Conclusion and Order
[77] I therefore make a temporary order as follows:
a. Commencing immediately, the father shall make the child available for Hebrew school on Monday evening, by permitting the mother to pick up the child from school or the father's home so that she can facilitate the Hebrew School on either an online or in-person basis, pending further order. The mother shall return L. to the father's home on Monday evening following the conclusion of the class.
b. The balance of the relief in the mother's notice of motion is adjourned pending a full investigation of the issues of custody and access by the Office of the Children's Lawyer.
c. A separate order referring this matter to the Office of the Children's Lawyer will be made today.
d. Both parties shall complete and deliver their OCL Intake forms as soon as possible and no later than ten business days from the date of this Order.
e. A copy of these Reasons will also be delivered to the Children's Lawyer.

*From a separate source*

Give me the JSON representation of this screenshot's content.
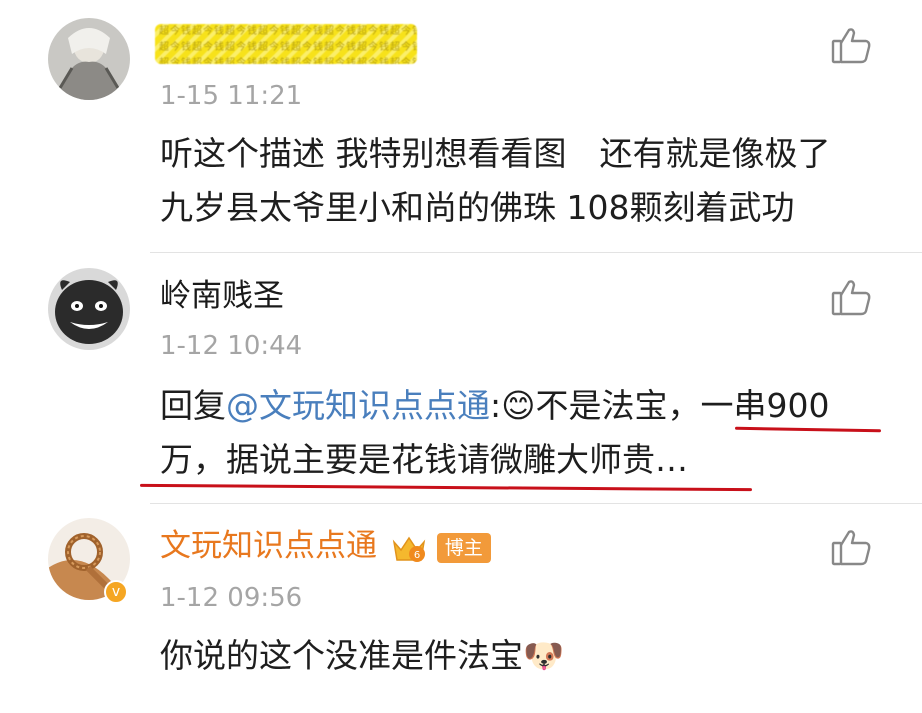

f. The matter will return before me in late January at a date to be agreed upon by counsel and the trial coordinator to monitor the OCL's involvement.
g. With respect to the issue of the costs of this, if sought and the parties are unable to agree, then the mother shall serve and file written submissions regarding costs by January 11, 2021 and the father shall serve and file any responding submissions by January 25, 2021. Both parties' written costs submissions shall be limited to three pages, excluding any offers to settle and bills of costs.
Dated: December 11, 2020
Justice S. O'Connell
[1] Paragraph 20 of Justice Cohen's Unreported Written Judgment, CFO-13-100089, dated May 6, 2016.
[2] See paragraphs 40 and 53 of her Written Reasons for Judgment dated May 2016.